Lyme Disease Research at University of Guelph Reaches Pivotal Milestone: A Biosensor for Home Testing
A groundbreaking collaboration between the University of Guelph (U of G) and Ben Gurion University of the Negev in Israel has led to the development of a biosensor that could revolutionize Lyme disease detection. This innovative technology, created by the G. Magnotta Research Lab, has the potential to make Lyme disease testing more accessible and efficient, offering a new approach to diagnosing this tick-vectored bacterial infection.
The biosensor, led by Dr. Melanie Wills and Dr. Vladimir Bamm, translates the presence of a Lyme disease biomarker in a blood sample into an electrical signal, which can be read by a computer. This simple yet powerful tool could enable individuals to test for Lyme disease at home, similar to how people with diabetes use a glucometer.
The sensor's integrated circuit, a microchip, can detect even the smallest amounts of the Lyme disease biomarker, making it a highly sensitive and specific method of detection. This is a significant improvement over the current two-tier testing approach used in Canada, which is not sensitive enough in the early stages of infection and relies on the immune response rather than the pathogen itself.
Lyme disease is a growing concern globally, with rising human cases and increasing tick populations due to climate change. The number of people contracting Lyme disease in Canada is rising by approximately 20% annually, with the highest cases reported in Nova Scotia, Ontario, and Quebec. However, the actual number of infections is believed to be higher than reported, as the current testing methods have limitations.
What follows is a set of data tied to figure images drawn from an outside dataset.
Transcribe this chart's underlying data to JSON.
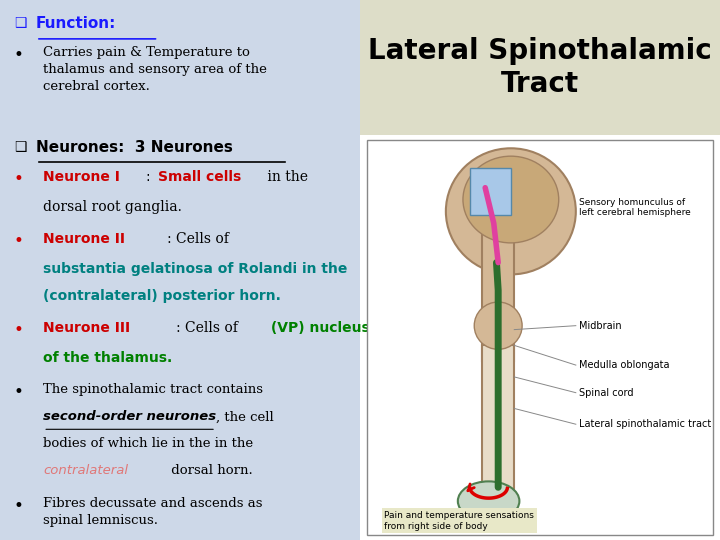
{
  "bg_color_left": "#cdd8e8",
  "bg_color_right": "#e8e8d8",
  "title": "Lateral Spinothalamic\nTract",
  "title_fontsize": 20,
  "title_color": "#000000",
  "left_panel": {
    "lines": [
      {
        "type": "checkbox_header",
        "checkbox_color": "#1a1aff",
        "text": "Function:",
        "text_color": "#1a1aff",
        "underline": true,
        "bold": true,
        "fontsize": 11
      },
      {
        "type": "bullet",
        "segments": [
          {
            "text": "Carries pain & Temperature to thalamus and sensory area of the cerebral cortex.",
            "color": "#000000",
            "bold": false,
            "italic": false,
            "underline": false
          }
        ],
        "fontsize": 10
      },
      {
        "type": "checkbox_header",
        "checkbox_color": "#000000",
        "text": "Neurones:  3 Neurones",
        "text_color": "#000000",
        "underline": true,
        "bold": true,
        "fontsize": 11
      },
      {
        "type": "bullet",
        "segments": [
          {
            "text": "Neurone I",
            "color": "#cc0000",
            "bold": true,
            "italic": false,
            "underline": false
          },
          {
            "text": ":  ",
            "color": "#000000",
            "bold": false,
            "italic": false,
            "underline": false
          },
          {
            "text": "Small cells",
            "color": "#cc0000",
            "bold": true,
            "italic": false,
            "underline": false
          },
          {
            "text": " in the dorsal root ganglia.",
            "color": "#000000",
            "bold": false,
            "italic": false,
            "underline": false
          }
        ],
        "fontsize": 10
      },
      {
        "type": "bullet",
        "segments": [
          {
            "text": "Neurone II",
            "color": "#cc0000",
            "bold": true,
            "italic": false,
            "underline": false
          },
          {
            "text": ": Cells of ",
            "color": "#000000",
            "bold": false,
            "italic": false,
            "underline": false
          },
          {
            "text": "substantia gelatinosa of Rolandi in the (contralateral) posterior horn.",
            "color": "#008080",
            "bold": true,
            "italic": false,
            "underline": false
          }
        ],
        "fontsize": 10
      },
      {
        "type": "bullet",
        "segments": [
          {
            "text": "Neurone III",
            "color": "#cc0000",
            "bold": true,
            "italic": false,
            "underline": false
          },
          {
            "text": ": Cells of ",
            "color": "#000000",
            "bold": false,
            "italic": false,
            "underline": false
          },
          {
            "text": "(VP) nucleus of the thalamus.",
            "color": "#008000",
            "bold": true,
            "italic": false,
            "underline": false
          }
        ],
        "fontsize": 10
      },
      {
        "type": "bullet",
        "segments": [
          {
            "text": "The spinothalamic tract contains ",
            "color": "#000000",
            "bold": false,
            "italic": false,
            "underline": false
          },
          {
            "text": "second-order neurones",
            "color": "#000000",
            "bold": true,
            "italic": true,
            "underline": true
          },
          {
            "text": ", the cell bodies of which lie in the in the ",
            "color": "#000000",
            "bold": false,
            "italic": false,
            "underline": false
          },
          {
            "text": "contralateral",
            "color": "#e07070",
            "bold": false,
            "italic": true,
            "underline": false
          },
          {
            "text": " dorsal horn.",
            "color": "#000000",
            "bold": false,
            "italic": false,
            "underline": false
          }
        ],
        "fontsize": 10
      },
      {
        "type": "bullet",
        "segments": [
          {
            "text": "Fibres decussate and ascends as spinal lemniscus.",
            "color": "#000000",
            "bold": false,
            "italic": false,
            "underline": false
          }
        ],
        "fontsize": 10
      }
    ]
  }
}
The G. Magnotta Research Lab's collaboration with Dr. Gil Shalev from Ben Gurion University has been instrumental in making this breakthrough. By merging electrical engineering, biochemistry, biophysics, physics, material science, microbiology, and medical sciences, the team has created a feasible solution. Dr. Bamm emphasizes the importance of this interdisciplinary approach, stating, 'For us, it is important to use all components of blood, eliminating the risk of disposing of blood that could have the identifiable pathogen.'
While the biosensor is currently a lab prototype, the team is optimistic about its potential. Dr. Wills states, 'We have the engine; now we need to build the car.' The next steps include clinical testing, miniaturization, mass production, and productization to make the biosensor viable for market. This research is supported by the G. Magnotta Foundation, a non-profit organization dedicated to advancing Lyme disease research through scientific investigation.
The development of this biosensor is a significant milestone in Lyme disease research, offering a more efficient and accessible testing method. As the team continues to refine and develop the technology, the potential for a more effective and widespread approach to Lyme disease diagnosis becomes a reality.